Training loss is not decreasing using TFBertModel

I have used the TFBertModel and AutoModel from the transformer library for training a two-class classification task and the training loss is not decreasing.

bert = TFBertModel.from_pretrained('bert-base-uncased')
input_ids = tf.keras.layers.Input(shape=(SEQ_LEN,), name='input_ids', dtype='int32')
mask = tf.keras.layers.Input(shape=(SEQ_LEN,), name='attention_mask', dtype='int32')
embeddings = bert(input_ids, attention_mask=mask)[1]
X = tf.keras.layers.Dropout(0.1)(embeddings)
X = tf.keras.layers.Dense(128, activation='relu')(X)
y = tf.keras.layers.Dense(1, activation='sigmoid', name='outputs')(X)
bert_model = tf.keras.Model(inputs=[input_ids, mask], outputs=y)
bert_model.compile(optimizer='adam', loss='binary_crossentropy', metrics=['accuracy'])

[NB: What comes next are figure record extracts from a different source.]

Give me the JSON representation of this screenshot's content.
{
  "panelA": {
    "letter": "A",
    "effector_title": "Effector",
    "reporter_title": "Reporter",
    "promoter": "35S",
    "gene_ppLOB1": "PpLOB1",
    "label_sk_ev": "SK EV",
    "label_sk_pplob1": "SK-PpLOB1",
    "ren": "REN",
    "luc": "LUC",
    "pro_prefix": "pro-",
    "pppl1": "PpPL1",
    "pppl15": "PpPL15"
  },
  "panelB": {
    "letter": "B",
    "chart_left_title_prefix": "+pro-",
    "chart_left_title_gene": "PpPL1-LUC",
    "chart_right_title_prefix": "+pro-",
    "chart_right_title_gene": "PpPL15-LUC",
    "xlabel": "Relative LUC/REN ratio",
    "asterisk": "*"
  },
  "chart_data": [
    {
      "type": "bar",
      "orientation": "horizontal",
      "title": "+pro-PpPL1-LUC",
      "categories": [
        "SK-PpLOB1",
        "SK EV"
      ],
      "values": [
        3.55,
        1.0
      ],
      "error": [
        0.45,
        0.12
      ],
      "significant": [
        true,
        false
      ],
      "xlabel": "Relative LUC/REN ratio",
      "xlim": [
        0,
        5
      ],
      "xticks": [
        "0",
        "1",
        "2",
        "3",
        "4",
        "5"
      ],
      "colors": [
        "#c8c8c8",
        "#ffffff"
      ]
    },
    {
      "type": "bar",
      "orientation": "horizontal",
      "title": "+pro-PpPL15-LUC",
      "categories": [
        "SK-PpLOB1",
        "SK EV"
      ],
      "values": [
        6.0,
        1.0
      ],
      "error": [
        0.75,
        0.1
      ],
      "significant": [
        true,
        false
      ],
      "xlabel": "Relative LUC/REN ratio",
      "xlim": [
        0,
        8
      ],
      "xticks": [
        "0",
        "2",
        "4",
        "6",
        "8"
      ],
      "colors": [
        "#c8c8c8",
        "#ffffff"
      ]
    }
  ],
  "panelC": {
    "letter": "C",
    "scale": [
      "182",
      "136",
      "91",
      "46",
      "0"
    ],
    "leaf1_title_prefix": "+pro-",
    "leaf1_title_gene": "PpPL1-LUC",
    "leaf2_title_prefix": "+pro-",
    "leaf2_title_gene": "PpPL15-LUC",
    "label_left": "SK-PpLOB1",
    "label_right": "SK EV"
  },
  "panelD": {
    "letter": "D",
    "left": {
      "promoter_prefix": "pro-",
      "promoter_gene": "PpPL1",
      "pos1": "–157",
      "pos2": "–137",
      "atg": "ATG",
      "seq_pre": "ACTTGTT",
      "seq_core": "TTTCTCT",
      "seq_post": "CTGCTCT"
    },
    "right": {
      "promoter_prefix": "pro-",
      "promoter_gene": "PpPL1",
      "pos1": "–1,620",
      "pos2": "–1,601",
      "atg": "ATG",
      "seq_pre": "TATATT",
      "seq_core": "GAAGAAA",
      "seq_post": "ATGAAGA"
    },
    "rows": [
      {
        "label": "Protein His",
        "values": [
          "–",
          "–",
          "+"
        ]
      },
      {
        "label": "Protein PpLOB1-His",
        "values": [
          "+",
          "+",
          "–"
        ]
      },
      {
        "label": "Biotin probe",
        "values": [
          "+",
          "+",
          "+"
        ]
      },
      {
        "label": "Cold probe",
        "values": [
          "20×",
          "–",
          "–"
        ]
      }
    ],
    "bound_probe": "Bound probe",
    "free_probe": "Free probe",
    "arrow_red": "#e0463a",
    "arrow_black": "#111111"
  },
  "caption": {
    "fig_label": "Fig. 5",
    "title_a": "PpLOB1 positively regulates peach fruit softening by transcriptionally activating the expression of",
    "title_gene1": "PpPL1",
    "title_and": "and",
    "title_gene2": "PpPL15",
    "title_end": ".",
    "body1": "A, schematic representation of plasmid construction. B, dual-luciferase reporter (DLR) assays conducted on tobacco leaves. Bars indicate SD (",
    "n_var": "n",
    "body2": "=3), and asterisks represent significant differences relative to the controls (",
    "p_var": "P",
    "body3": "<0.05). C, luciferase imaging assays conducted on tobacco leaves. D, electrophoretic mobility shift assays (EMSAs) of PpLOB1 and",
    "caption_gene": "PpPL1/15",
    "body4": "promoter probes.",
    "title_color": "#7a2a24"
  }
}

But when I use the TFBertForSequenceClassification model the model converges fast and the training loss reaches zero.

bert_model = TFBertForSequenceClassification.from_pretrained('bert-base-uncased',num_labels=2)
loss = tf.keras.losses.SparseCategoricalCrossentropy(from_logits=True)
metric = tf.keras.metrics.SparseCategoricalAccuracy('accuracy')
optimizer = tf.keras.optimizers.Adam(learning_rate=2e-5,epsilon=1e-08)
bert_model.compile(loss=loss, optimizer=optimizer, metrics=[metric])

I want to use the sequence output of BERT and hence I need to load the model with TFBertModel or something similar which returns the outputs of BERT.

@Rocketknight1

Your code in the first block looks like it would work. I suspect the problem is one of two things:

  1. The dropout may prevent the model from fully converging.
  2. The default learning rate for Adam is 1e-3, which is much too high for training Transformer models. Try learning rates in the range 1e-5 to 1e-4. If training loss is still not decreasing even with a lower learning rate and no dropout then let me know and I’ll investigate further.
1 Like

Thank you for your reply. I eliminated the dropout layer and changed the learning_rate value to smaller value and it worked!

I’m trying to fine-tune using “google/mobilebert-uncased” but it seems that the model is not learning and the loss is too high. When I fine-tuned bert uncased using the same dataset and hyperparameters, the model converged and got acc of 92. I’m using the default lr=2e-5 and tried other values too. Any suggestions?

1 Like

Any follow up here? I recently tried to fine tune “google/mobilebert-uncased” model. I observed similar not learning behavior as well. What might cause the problem?